Filter on working days between set time slots, problem with Convert times from CSV (YYYY-MM-DD HH:MM-CodePudding

There are several articles and converting timestamps in R, but I cannot see to find any solution to this problem. I am trying to extract an environmental dataset within a CSV file, I would like to understanding what is the max CO2 value only working days and between 0800 to 1700. The CSV has the following format:

timestamp,co2,humid,light,noise,pm25,score,temp(°C),voc
2022-10-03 23:15:00,899.0,55.2,349.2,51.3,22.0,80.0,22.9,646.0
2022-10-03 23:20:00,903.2,55.2,329.0,50.7,21.3,81.4,22.9,460.5
2022-10-03 23:25:00,910.8,54.8,347.6,51.6,21.6,81.1,23.1,513.4
2022-10-03 23:30:00,917.4,54.4,430.9,53.7,21.7,80.7,23.3,571.4

The code loads the CSV and can view the DF the date extract works okay, but the time extract just provides n/a. I have tried different solutions, I can extract the hours, minutes, seconds and these are contained in the DF (see the screenshot).

What I cannot work out if there is the ability to extract the time from the timestamp or if I need to rejoin the individual hours, minutes, seconds for the comparison to work. The problem is I cannot get the time format correct as it's needs to be in a format HH:MM:SS.

library(lubridate)

library(dplyr)

# read in CSV file, limited to the first 50 rows
df <- read.csv("data.csv",nrows=50)

# convert "date" column to a date object
df$timestamp <- ymd_hms(df$timestamp)
View(df$timestamp)
# Extract the date 
df$date <- date(df$timestamp)
# Extract the time, !! but this does work and obtaining n/a
df$time <- parse_date_time(df$timestamp, '%H:%M:%S')
df$hour<- hour(df$timestamp)
df$minute<- minute(df$timestamp)
df$second<- second(df$timestamp)

df <- df %>% 
filter(!is.weekend(date) & time >= hms("08:00:00") & time <= hms("17:00:00"))

df <- df %>% 
group_by(date) %>% 
summarize(min = min(value), max = max(value))

 df

The data contained in the DF, df$time is always n/a and the hour, minute, seconds is extract but contain within individual df cells.

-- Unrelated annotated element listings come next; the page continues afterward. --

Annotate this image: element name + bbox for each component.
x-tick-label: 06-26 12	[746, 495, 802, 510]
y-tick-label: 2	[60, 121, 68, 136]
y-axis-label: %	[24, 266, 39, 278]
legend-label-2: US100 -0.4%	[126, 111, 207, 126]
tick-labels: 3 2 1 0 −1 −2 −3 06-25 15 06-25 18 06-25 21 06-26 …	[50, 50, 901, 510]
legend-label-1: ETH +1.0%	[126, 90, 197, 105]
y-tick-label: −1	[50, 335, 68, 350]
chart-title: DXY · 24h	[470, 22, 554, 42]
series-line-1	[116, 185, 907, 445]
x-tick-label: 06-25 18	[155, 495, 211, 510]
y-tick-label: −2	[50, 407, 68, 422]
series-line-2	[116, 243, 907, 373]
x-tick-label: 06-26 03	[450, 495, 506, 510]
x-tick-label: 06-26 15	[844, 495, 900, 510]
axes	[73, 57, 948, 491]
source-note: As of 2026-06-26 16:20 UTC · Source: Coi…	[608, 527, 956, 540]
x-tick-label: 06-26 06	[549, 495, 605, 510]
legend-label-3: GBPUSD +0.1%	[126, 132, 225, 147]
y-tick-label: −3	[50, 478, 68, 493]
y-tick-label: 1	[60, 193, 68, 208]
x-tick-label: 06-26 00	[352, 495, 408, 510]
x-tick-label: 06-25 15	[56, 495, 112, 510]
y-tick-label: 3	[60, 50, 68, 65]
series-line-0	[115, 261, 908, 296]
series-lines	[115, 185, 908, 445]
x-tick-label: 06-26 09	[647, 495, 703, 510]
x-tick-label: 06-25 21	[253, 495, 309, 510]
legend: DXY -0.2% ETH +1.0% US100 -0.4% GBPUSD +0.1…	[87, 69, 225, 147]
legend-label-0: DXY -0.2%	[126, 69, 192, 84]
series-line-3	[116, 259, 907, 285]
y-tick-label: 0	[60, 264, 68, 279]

CodePudding user response：

You can use lubridate functions directly on timestamp without all the additional conversions.

library(dplyr)
library(lubridate)

df %>% 
  filter(wday(timestamp) %in% 2:6 & hour(timestamp) >= 8 & hour(timestamp) <= 17) %>% 
  group_by(date = as.Date(timestamp)) %>% 
  summarize(min = min(co2), max = max(co2))

(With your example data, this results in an empty dataframe since all the times you provided are later than 17:00.)